Лес захоронили прямо на месте. Мы подсчитали, что, двигаясь с грунтовыми водами (а это очень медленный процесс), активность распадется гораздо быстрее, чем достигнет водоисточников. Были проведены гидрологические и геологические исследования.
– И теперь не понадобится перезахоранивать "Рыжий лес"?
– Вы знаете, мы должны были решить эту задачу очень быстро. И решили так: лес захоронить, все места обозначить и наблюдать. Если окажется, что наши предварительные расчеты ошибочны, есть возможность его перезахоронить. Нужно было выбирать из двух зол меньшее - максимально уменьшить воздействие "Рыжего леса" на людей. И сразу же получили реальные результаты. Зона вокруг станции стала безопасна.

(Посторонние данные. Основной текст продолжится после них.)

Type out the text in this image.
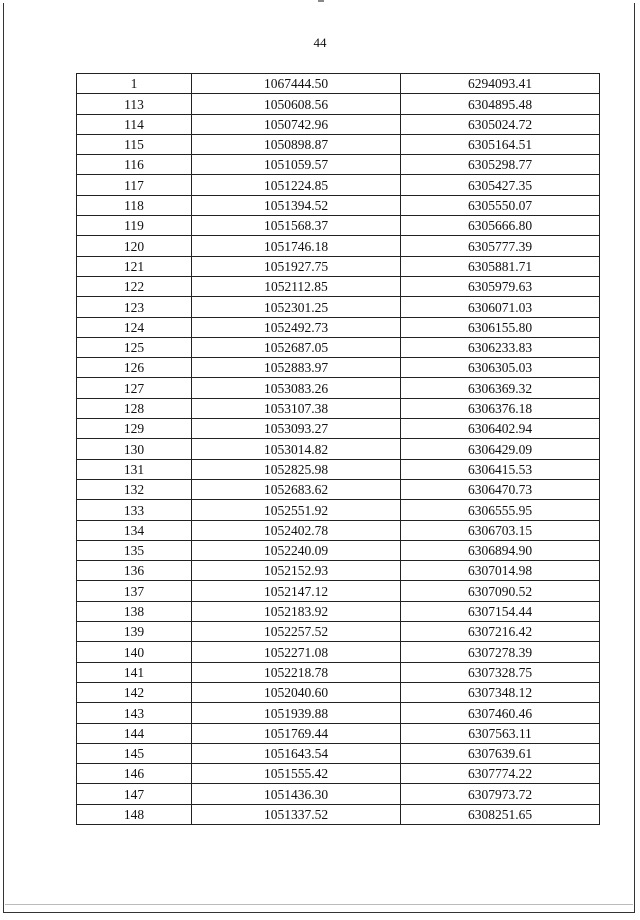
44
1	1067444.50	6294093.41
113	1050608.56	6304895.48
114	1050742.96	6305024.72
115	1050898.87	6305164.51
116	1051059.57	6305298.77
117	1051224.85	6305427.35
118	1051394.52	6305550.07
119	1051568.37	6305666.80
120	1051746.18	6305777.39
121	1051927.75	6305881.71
122	1052112.85	6305979.63
123	1052301.25	6306071.03
124	1052492.73	6306155.80
125	1052687.05	6306233.83
126	1052883.97	6306305.03
127	1053083.26	6306369.32
128	1053107.38	6306376.18
129	1053093.27	6306402.94
130	1053014.82	6306429.09
131	1052825.98	6306415.53
132	1052683.62	6306470.73
133	1052551.92	6306555.95
134	1052402.78	6306703.15
135	1052240.09	6306894.90
136	1052152.93	6307014.98
137	1052147.12	6307090.52
138	1052183.92	6307154.44
139	1052257.52	6307216.42
140	1052271.08	6307278.39
141	1052218.78	6307328.75
142	1052040.60	6307348.12
143	1051939.88	6307460.46
144	1051769.44	6307563.11
145	1051643.54	6307639.61
146	1051555.42	6307774.22
147	1051436.30	6307973.72
148	1051337.52	6308251.65
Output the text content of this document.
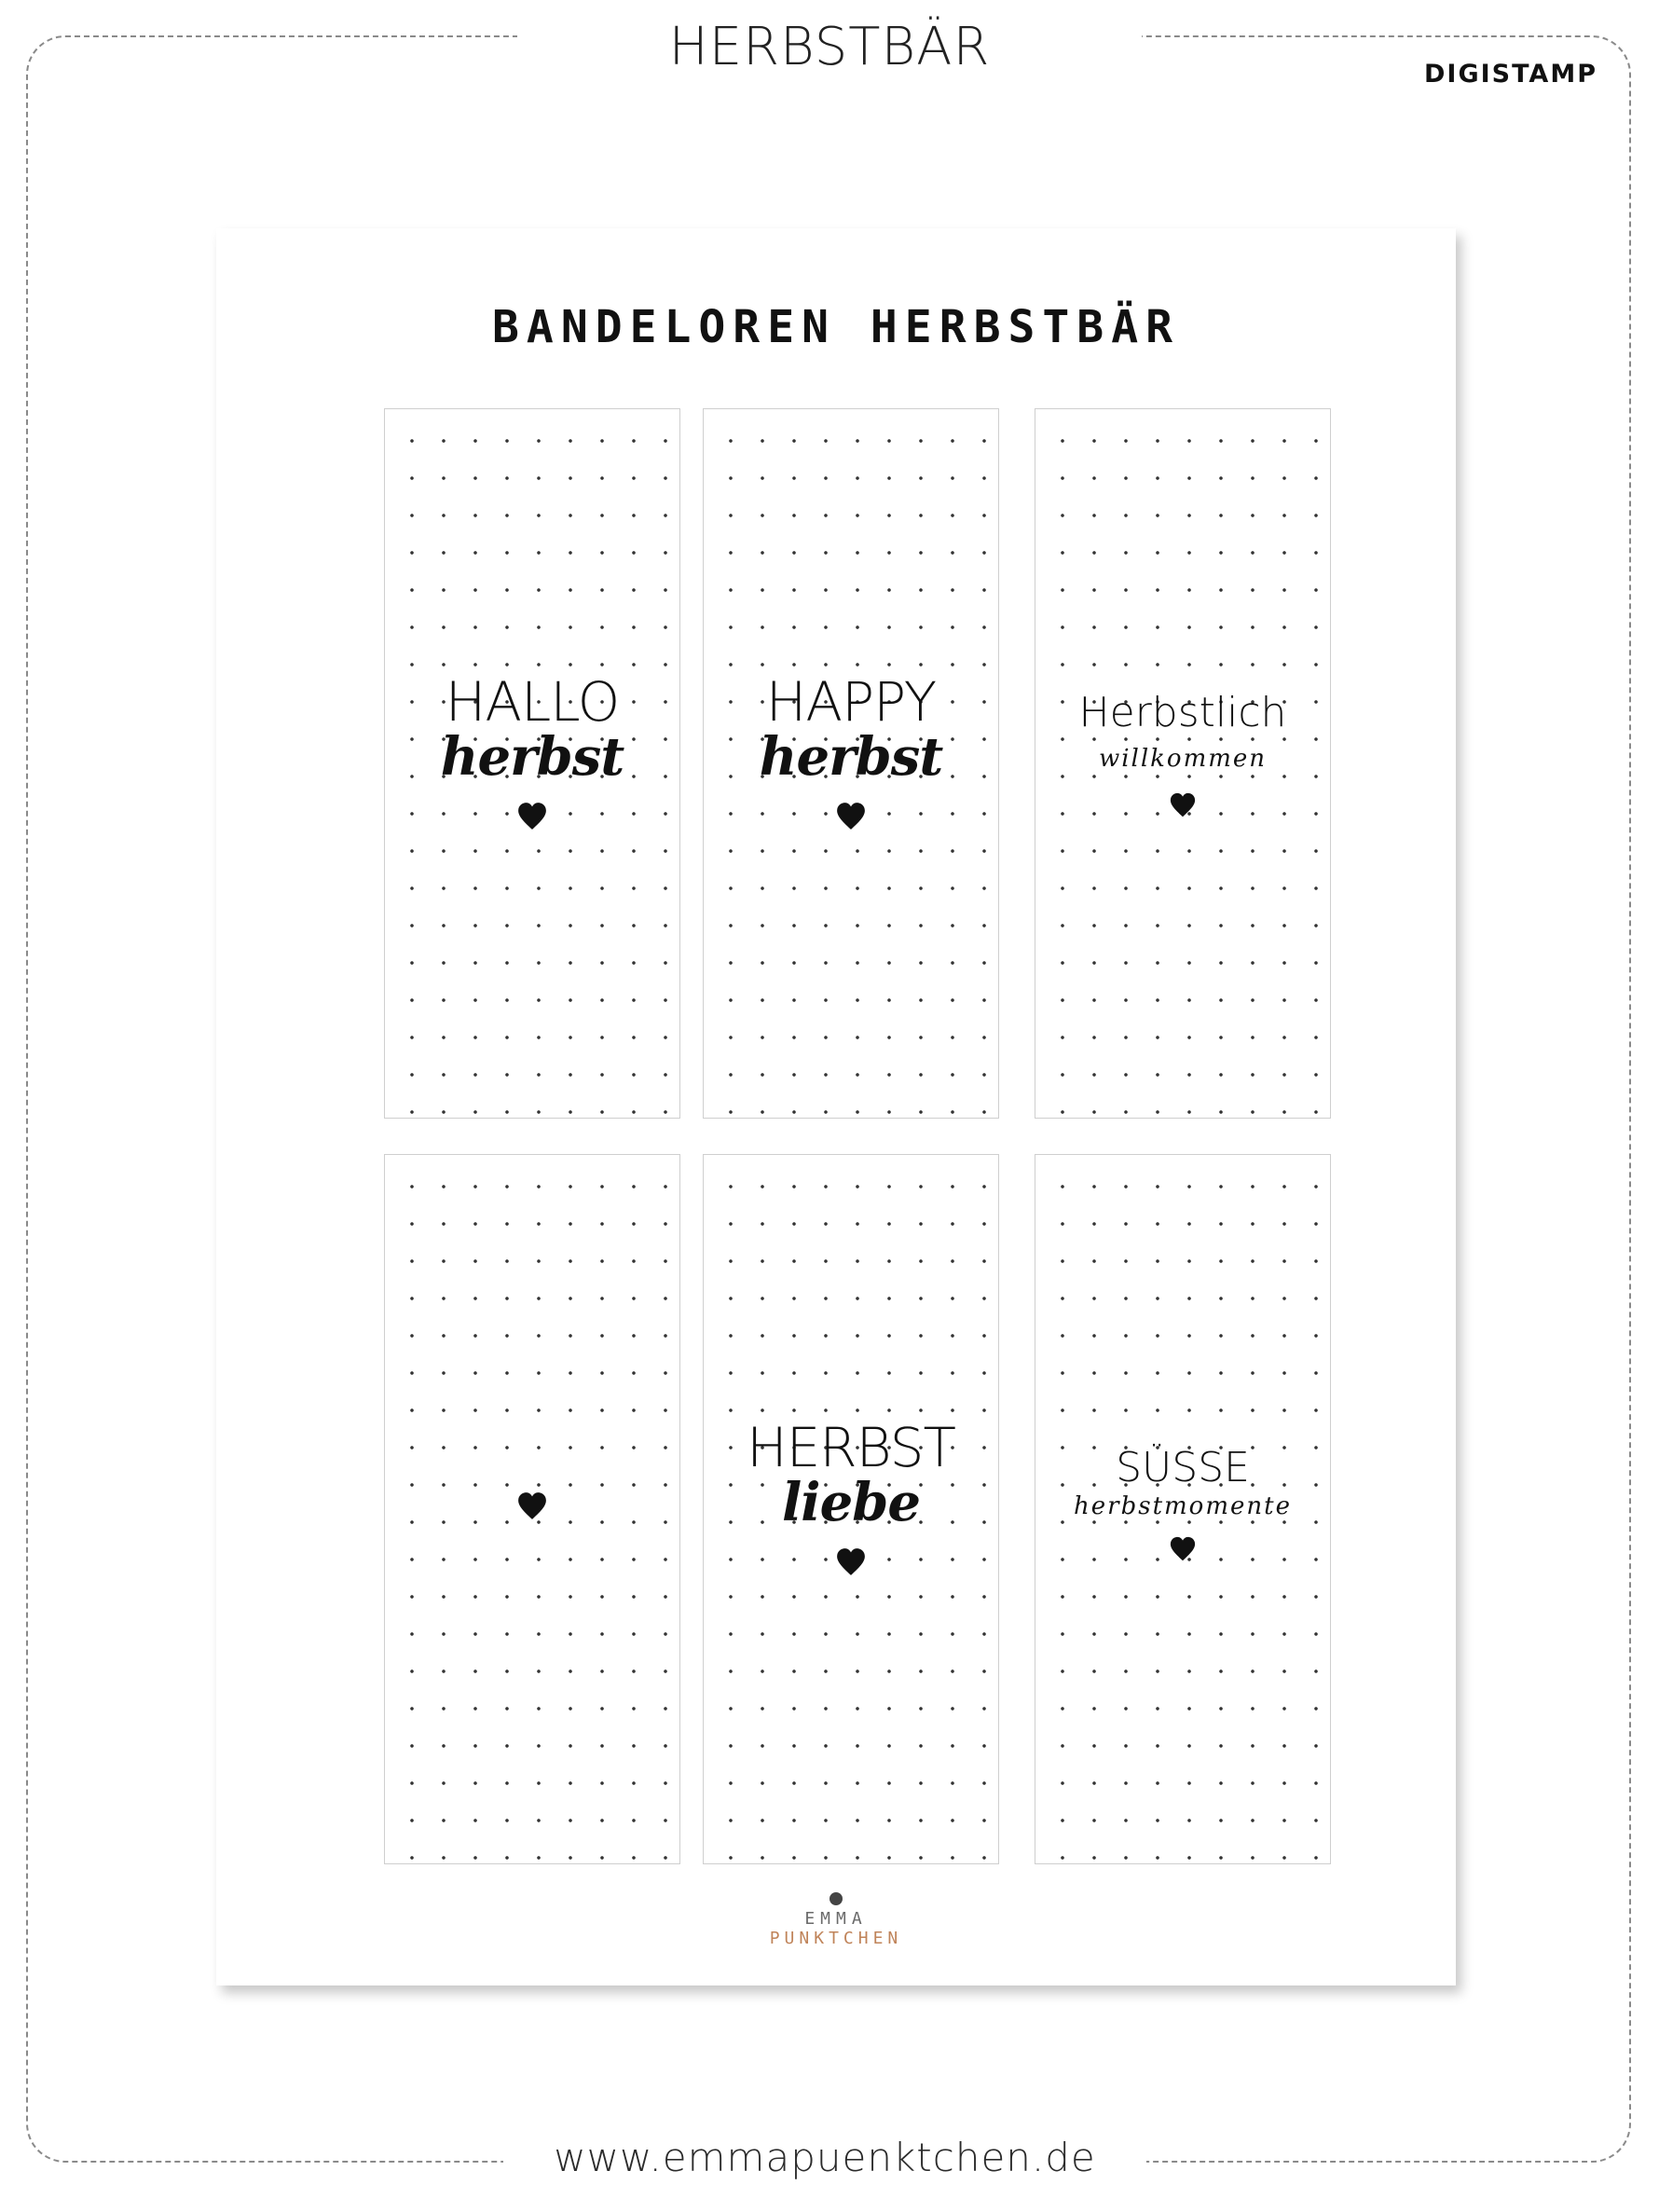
HERBSTBÄR	DIGISTAMP
BANDELOREN HERBSTBÄR
HALLO
herbst
HAPPY
herbst
Herbstlich
willkommen
HERBST
liebe
SÜSSE
herbstmomente
EMMA
PUNKTCHEN
www.emmapuenktchen.de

С горечью осознаю такой факт: я в течение двух лет руководил этими работами, но практической помощи от так называемой "большой науки" почти не имел. От ведомственной тоже. У нас сложилось ложное положение в науке. Основная наука по численности - это ведомственная, которую и наукой называть не совсем корректно. Это не наука, а обслуживание чьих-то интересов на некоем уровне. Этих людей и учеными нельзя назвать: они полуинженеры, полупрактики, полуученые. Одной из причин этого явилось то, что в 30-е годы у нас в стране был выбит целый слой интеллигенции - высококвалифицированных ученых, инженеров. А наплодили вот эту ведомственную армию псевдоученых. Этот промежуточный слой - очень своеобразное явление. Наверно, ни в одной стране нет такого, когда это вроде бы и наука, и не наука.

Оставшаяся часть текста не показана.